The evening gowns certainly haven’t disappointed so far with my particular favourite being worn by Olivia Grant (on the left) who plays Madeleine Mathers, a wealthy American staying with Ralph and Alice. It was rather more revealing than all the other women’s dresses and you could just tell she was out to get her man that night. Madeleine is quickly becoming my style icon of the series (she’s a redhead after all!) and she wears the most incredible peach satin robe during the opening scenes of episode two which is to die for.

Indian Summers

Julie Walters character, Cynthia Coffin, is still stuck in the 1920s when it comes to her outfits and opts for more shapeless pieces than the younger women. She is quite an intriguing character with her common cockney accent but is seen as the Queen of Simla society due to her position as the proprietor of the British Club.

Indian Summers

I look forward to more costume spotting over the next few weeks and I’m sure we’ve got some real head-turners to come. It’s all amazing inspiration for my on-going 1930s obsession and I know I’m going to want to recreate so many of the beautiful outfits they all wear.

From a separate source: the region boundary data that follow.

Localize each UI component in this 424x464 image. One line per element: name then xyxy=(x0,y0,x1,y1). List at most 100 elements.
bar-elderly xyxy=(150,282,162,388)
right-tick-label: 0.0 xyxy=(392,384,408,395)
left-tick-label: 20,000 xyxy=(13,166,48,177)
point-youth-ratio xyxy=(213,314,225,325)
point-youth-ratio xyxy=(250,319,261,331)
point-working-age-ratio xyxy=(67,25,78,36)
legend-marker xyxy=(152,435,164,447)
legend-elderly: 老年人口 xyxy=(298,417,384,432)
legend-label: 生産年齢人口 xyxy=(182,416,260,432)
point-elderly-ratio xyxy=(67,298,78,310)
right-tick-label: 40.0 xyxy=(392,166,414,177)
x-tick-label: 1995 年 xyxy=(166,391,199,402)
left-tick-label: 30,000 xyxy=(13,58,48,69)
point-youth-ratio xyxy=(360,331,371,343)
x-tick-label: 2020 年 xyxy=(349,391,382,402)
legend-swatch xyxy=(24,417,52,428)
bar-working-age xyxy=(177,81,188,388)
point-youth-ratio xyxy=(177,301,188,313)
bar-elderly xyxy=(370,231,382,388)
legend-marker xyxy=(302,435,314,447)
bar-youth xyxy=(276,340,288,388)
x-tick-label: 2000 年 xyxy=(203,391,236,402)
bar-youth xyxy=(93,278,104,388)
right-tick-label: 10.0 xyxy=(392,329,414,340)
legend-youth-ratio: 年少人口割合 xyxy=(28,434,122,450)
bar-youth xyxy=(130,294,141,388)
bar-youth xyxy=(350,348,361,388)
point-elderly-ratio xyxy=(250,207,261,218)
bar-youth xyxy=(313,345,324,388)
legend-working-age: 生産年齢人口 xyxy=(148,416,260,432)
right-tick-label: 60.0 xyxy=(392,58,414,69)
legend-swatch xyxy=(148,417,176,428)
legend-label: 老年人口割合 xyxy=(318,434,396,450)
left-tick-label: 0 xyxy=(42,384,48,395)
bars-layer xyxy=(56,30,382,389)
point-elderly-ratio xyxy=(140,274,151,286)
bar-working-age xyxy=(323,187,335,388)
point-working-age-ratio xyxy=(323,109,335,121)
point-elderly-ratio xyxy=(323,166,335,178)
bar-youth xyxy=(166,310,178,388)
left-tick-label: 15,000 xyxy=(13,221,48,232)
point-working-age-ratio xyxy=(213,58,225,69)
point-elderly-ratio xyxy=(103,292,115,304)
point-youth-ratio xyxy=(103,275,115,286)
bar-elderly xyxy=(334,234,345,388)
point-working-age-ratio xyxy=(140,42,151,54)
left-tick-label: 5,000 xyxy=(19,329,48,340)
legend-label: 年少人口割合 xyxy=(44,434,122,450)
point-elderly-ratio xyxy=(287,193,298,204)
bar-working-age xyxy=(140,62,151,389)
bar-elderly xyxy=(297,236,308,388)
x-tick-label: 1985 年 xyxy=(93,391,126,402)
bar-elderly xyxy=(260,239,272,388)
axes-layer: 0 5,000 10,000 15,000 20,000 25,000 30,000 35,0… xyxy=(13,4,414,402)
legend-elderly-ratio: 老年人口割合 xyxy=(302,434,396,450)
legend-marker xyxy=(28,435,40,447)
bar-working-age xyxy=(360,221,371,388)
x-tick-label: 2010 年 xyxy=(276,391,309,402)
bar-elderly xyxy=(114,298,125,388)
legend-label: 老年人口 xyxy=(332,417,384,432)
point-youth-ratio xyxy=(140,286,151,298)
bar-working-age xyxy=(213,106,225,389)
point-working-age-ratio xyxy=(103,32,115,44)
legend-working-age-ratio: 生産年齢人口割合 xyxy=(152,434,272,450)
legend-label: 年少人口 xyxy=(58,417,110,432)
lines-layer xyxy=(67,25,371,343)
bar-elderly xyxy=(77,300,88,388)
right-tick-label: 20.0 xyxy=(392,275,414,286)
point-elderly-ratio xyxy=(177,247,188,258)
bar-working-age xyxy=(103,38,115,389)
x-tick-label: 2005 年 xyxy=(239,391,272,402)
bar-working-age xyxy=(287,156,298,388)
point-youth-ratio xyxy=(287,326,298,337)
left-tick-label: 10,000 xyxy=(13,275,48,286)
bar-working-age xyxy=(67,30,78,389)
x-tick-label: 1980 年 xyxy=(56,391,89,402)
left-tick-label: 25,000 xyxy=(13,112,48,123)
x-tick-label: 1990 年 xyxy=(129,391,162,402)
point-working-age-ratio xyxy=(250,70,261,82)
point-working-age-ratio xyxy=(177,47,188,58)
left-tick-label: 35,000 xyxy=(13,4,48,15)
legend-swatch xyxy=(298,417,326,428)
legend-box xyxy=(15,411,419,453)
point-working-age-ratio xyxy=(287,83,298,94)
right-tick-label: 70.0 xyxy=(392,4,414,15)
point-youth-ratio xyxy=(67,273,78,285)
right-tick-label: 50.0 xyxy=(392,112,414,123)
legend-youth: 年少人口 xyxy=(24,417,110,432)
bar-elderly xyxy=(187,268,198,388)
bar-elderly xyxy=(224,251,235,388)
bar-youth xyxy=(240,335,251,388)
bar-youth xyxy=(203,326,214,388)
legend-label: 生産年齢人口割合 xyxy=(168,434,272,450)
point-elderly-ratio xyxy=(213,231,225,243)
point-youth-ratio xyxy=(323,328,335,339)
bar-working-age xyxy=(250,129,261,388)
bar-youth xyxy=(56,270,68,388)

Find out more about Indian Summers at Channel 4’s dedicated mini site.


Just a vintage gal suffering from the Golden Age syndrome. A lover of all things old, especially the 1930s, seamstress, crocheter, maker of hats and enjoys rummaging at flea markets.


  1. Ffycnygets, I completely missed that one! I’ll have to catch up with it – being a Colonial by-product, I’m very interested in India.

    I’m guessing from the post that it pretty much ignored the mixed-race community. *Sigh*. We get written out of *everything*. (The mixed-race community tended to be the ones working on the railways, staffing the post and telegraph offices, that sort of thing – it’s not like they were invisible people.) I’ll give it a look anyhow.

    • I’m really enjoying it so far, the settings are breathtaking and the costumes really are stunning. There hasn’t been any talk of mixed race yet, but there’s definitely a mixed race relationship brewing (not going to say anymore, don’t want to spoil it for you!).

    • This is super-late, but Mim did you ever get around to watching this? If by mixed race you mean the anglo-Indian community, that’s a *huge* theme in the show. If you didn’t watch it and have now forgotten about it (a year a half later…!) it’s definitely worth a watch 🙂 I’m anglo-Indian and thought they dealt with the subject really well.

  2. This series looks utterly stunning, I have it recorded but have yet to watch it, I think I’ll save up a few episodes and then have a costume filled binge! I have just rented Dancing on the Edge from Love Film, which I am planning to spend the rest of day watching, so far its full of glorious 30’s gowns, glamorous locations and catchy music, I just hope the story is as good as the costuming!

    • Oh, Dancing on the Edge is my absolute favourite. I have seen it about five times already! The costumes, the characters, the settings and the music are all amazing. I downloaded the album as soon as it was released and listen to it all the time. I’m sure you’ll thoroughly enjoy both.

  3. I have not seen this show. I live in India and I am not sure if it is available on any streaming platform in India.
    Costumes wise there is a problem with every show or film made in the western part of the world that has India in it. I can see that in photographs above as well. The British characters are so very well researched, true to the period mostly, nuanced with the period details etc. And look at the horribly designed Indian characters. The blue Irakal saree with nicely pleated pallu secured with safety pins??? The katori cut in the saree blouse?in 1930’s????? Don’t know the character, but if she will wear Irakal kind of saree then she will be from a different part of society and will not have a Parasi sort of way of draping the pallu. C’mon… there is ample material available freely on internet. why can’t the designers take some effort to research it?
    Indian Clothing history has got a wide variety wrt region, rural/urban, caste, community and so on. Until Independence, even the metro city Mumbai had these differences and variety evident in day to day life.

    • Thank you for the feedback on the costumes on this show. It’s a shame they didn’t do more research into the Indian dress of the time.